Los propietarios ya estaban en cama y se enteraron del incendio gracias a una mujer que oyó ruidos muy fuertes

07 ene 2011 . Actualizado a las 02:00 h.

La noche mágica de Reyes no tuvo nada de especial en la aldea de Vilardante, en la parroquia noiesa de Roo. Todo al contrario, se convirtió en una pesadilla a cuenta de un incendio que se sospecha que pudo ser intencionado. Las llamas se produjeron en la parte de arriba de un establo de Noia. La magnitud del incendio fue tal que bomberos y Grumir estuvieron trabajando catorce horas.

En la noche del miércoles, saltaron las alarmas. Una vecina de la aldea sintió unos ruidos enormes y, acto seguido, se percató ya de que ardía el almacén de hierba que había en la planta superior de un establo. Llamó a los propietarios y, a partir de ahí, se inició un operativo que no terminaría hasta ayer, sobre las dos de la tarde.

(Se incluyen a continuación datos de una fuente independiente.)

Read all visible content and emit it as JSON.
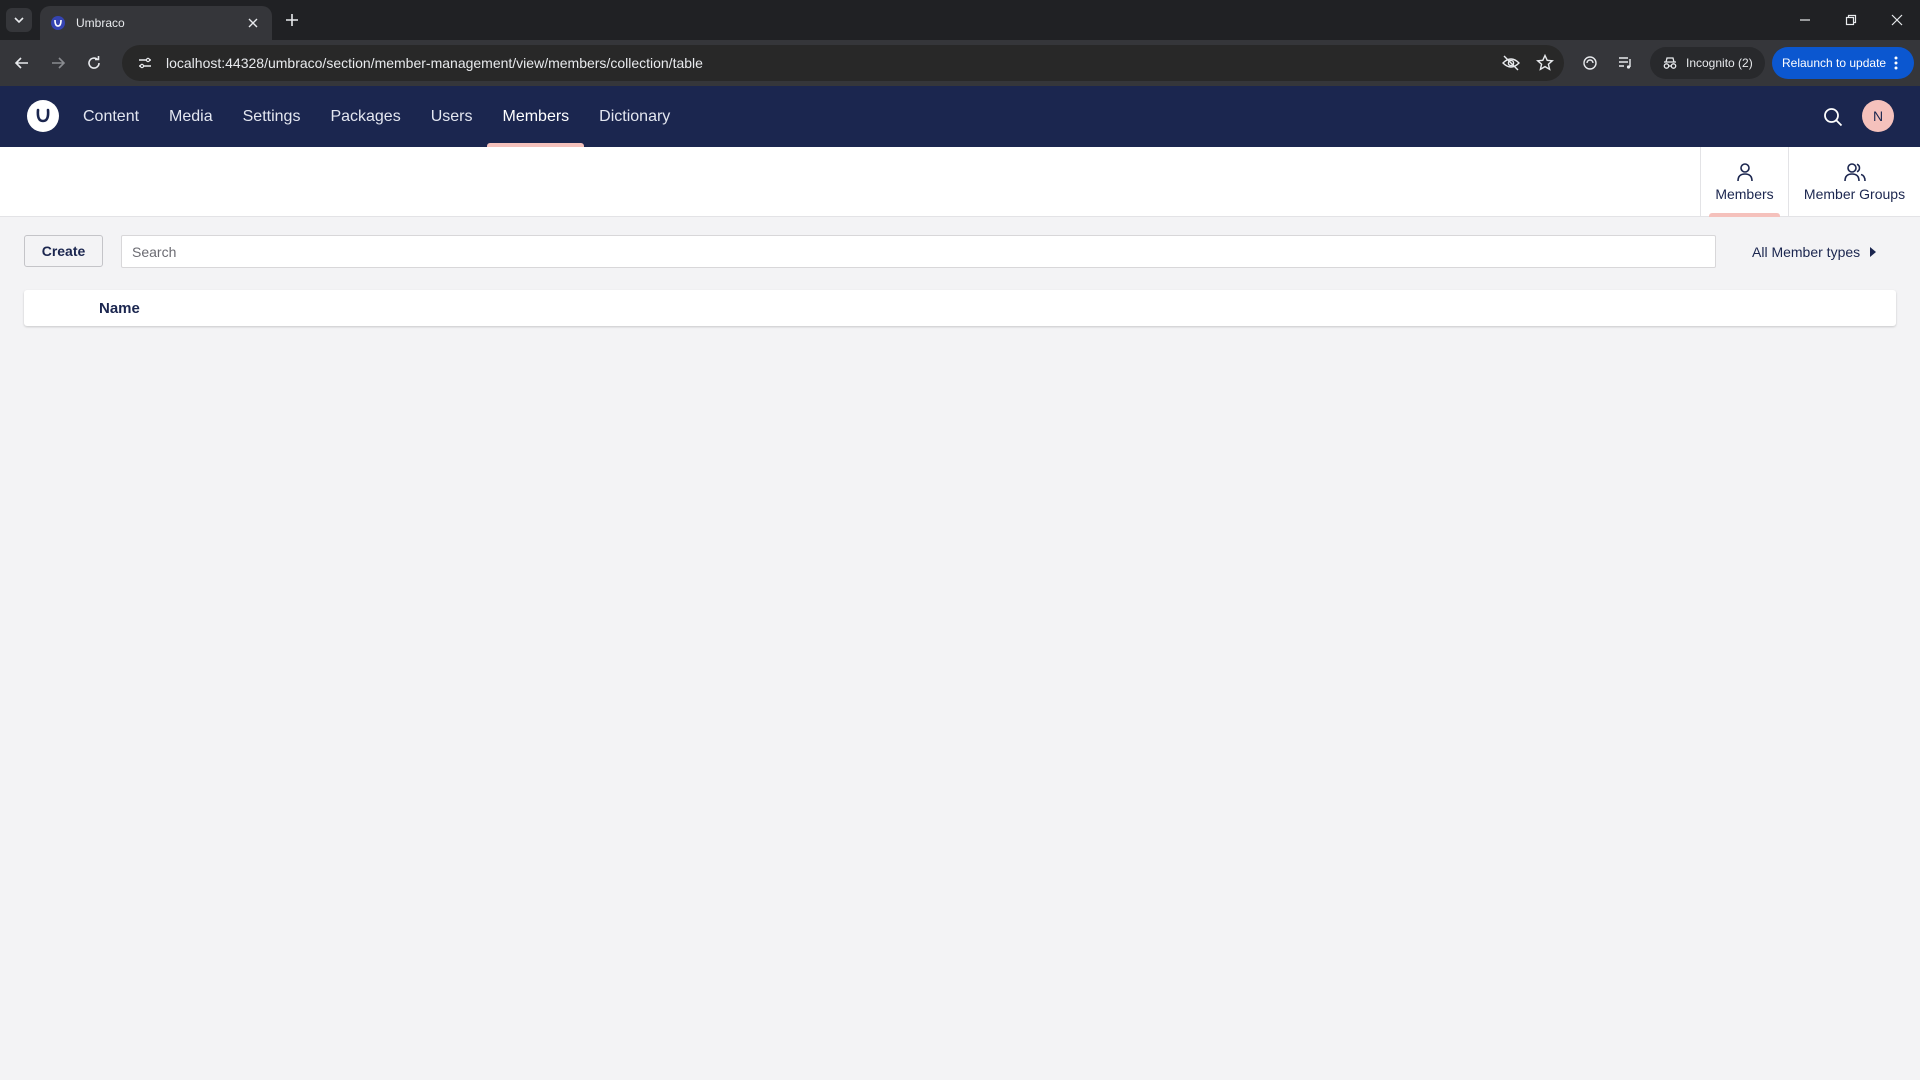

Grumir de Noia, bomberos de Boiro y Ribeira ayudados por vecinos y por los propietarios afectados desafiaron a las inclemencias temporales -caían fuertes aguaceros- y trabajaron a destajo para intentar parar el fuego. Fue imposible que no calcinara las 1.700 pacas de hierba apiladas. Tampoco se pudo hacer nada para salvar un coche aparcado en este inmueble. Ni para evitar que el tejado no saltase por los aires y la estructura se viese dañada. Lo que sí se logró fue que las llamas no afectasen a la parte de abajo del recinto, a la estabulación propiamente dicha, donde permanecían una decena de vacas, que, afortunadamente, no sufrieron daño alguno.

Conforme el tejado iba resultando afectado, el agua y el viento daban con toda su fuerza y complicaban el trabajo. No en vano, según explicaron desde el Grumir noiés, aunque la lluvia pudiese ser una ayuda para ir sofocando las llamas, el viento jugaba en contra y favorecía que se propagase más el fuego. Sobre las dos de la tarde, al fin, se dio por extinguido el foco.